New AI regulatory frameworks must emerge where rules are emancipatory for workers, but disciplinary for Big Tech misbehaviour. Businesses should be made to appreciate why regulation of risky AI systems is not mere cost and burden on them; rather, it is invaluable for the process of innovation itself. Policies should enable them to innovate with ethical and moral considerations, while disallowing them to automate functions that manipulate behaviour at the expense of human dignity and autonomy.
At the same time, a progressive regulatory framework must recognise workers as social individuals having the intellect and sensibility – the cognitive and affective capacities – to make AI liberating technologies, rather than machineries of social control and labour exploitation. Implementing this necessitates the reactivation of working-class consciousness among AI producers and users. The diverse professionals involved in the production and use of AI – from data scientists and robotics engineers to computer programmers – are all workers, and so are the technology consumers and ordinary citizens.
Several ideas about AI regulation from the point of view of workers should be explored. Workers can actively participate in the design of transparent, accountable, explainable, and human rights-based AI. Workers can bargain with employers in negotiating AI-enabled techniques. Workers can individually set their work goals and schedules, yet collectively build humane and value-creating conditions for their workplace. Moreover, the concepts of ‘selective automation’ and ‘responsible innovation’ can also be realised from a labour perspective – concerning the former, workers can influence which work activity should be automated or not; and concerning the latter, workers consider both the intended consequences and the unintended outcomes of AI.

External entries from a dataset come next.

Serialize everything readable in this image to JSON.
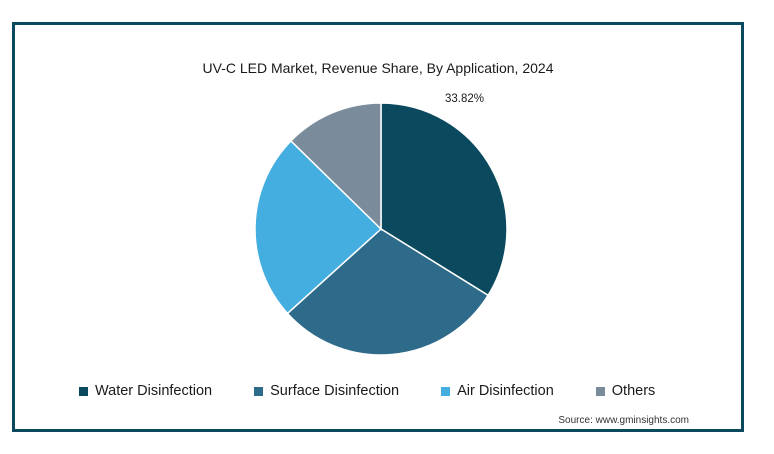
{
  "chart_data": {
    "type": "pie",
    "title": "UV-C LED Market, Revenue Share, By Application, 2024",
    "slices": [
      {
        "label": "Water Disinfection",
        "value": 33.82,
        "color": "#0b4a5e",
        "data_label": "33.82%"
      },
      {
        "label": "Surface Disinfection",
        "value": 29.5,
        "color": "#2e6b8a",
        "data_label": ""
      },
      {
        "label": "Air Disinfection",
        "value": 24.0,
        "color": "#45aee0",
        "data_label": ""
      },
      {
        "label": "Others",
        "value": 12.68,
        "color": "#7a8c9c",
        "data_label": ""
      }
    ],
    "legend": "bottom"
  },
  "source": "Source: www.gminsights.com"
}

Certainly, ongoing attempts at AI regulation suffer from failed efforts to make a timely check on the modus operandi of Big Techs and their platformised business models. But it is not too late to regulate AI. The current momentum behind media discussions and public awareness about generative AI, language models and chatbot software – which undertake tasks indistinguishable from human work – can help drive effective regulatory approaches. Calibrated state intervention, intergovernmental action and societal vigilance are needed now to mitigate risks and maximise general benefits of budding innovations.
Regulating AI is essentially a political and policymaking endeavour. Politically, internationalist labour unions, in coordination with international institutions for global democratic governance, will have to be created as countervailing organisations against the monopolistic nature and transnational reach of Big Tech oligarchs. Policy-wise, to democratise the development of AI, it is of paramount importance to ask: regulation for whom and by whom? Democratising AI should not be reduced to a discourse on risk level classification or to the dilemma of ‘overregulation versus underregulation’ but must seriously embody the question of representation. Workers and their organised trade unions ought to be represented as proactive participants in the processes of technological innovation and public regulation for the common good.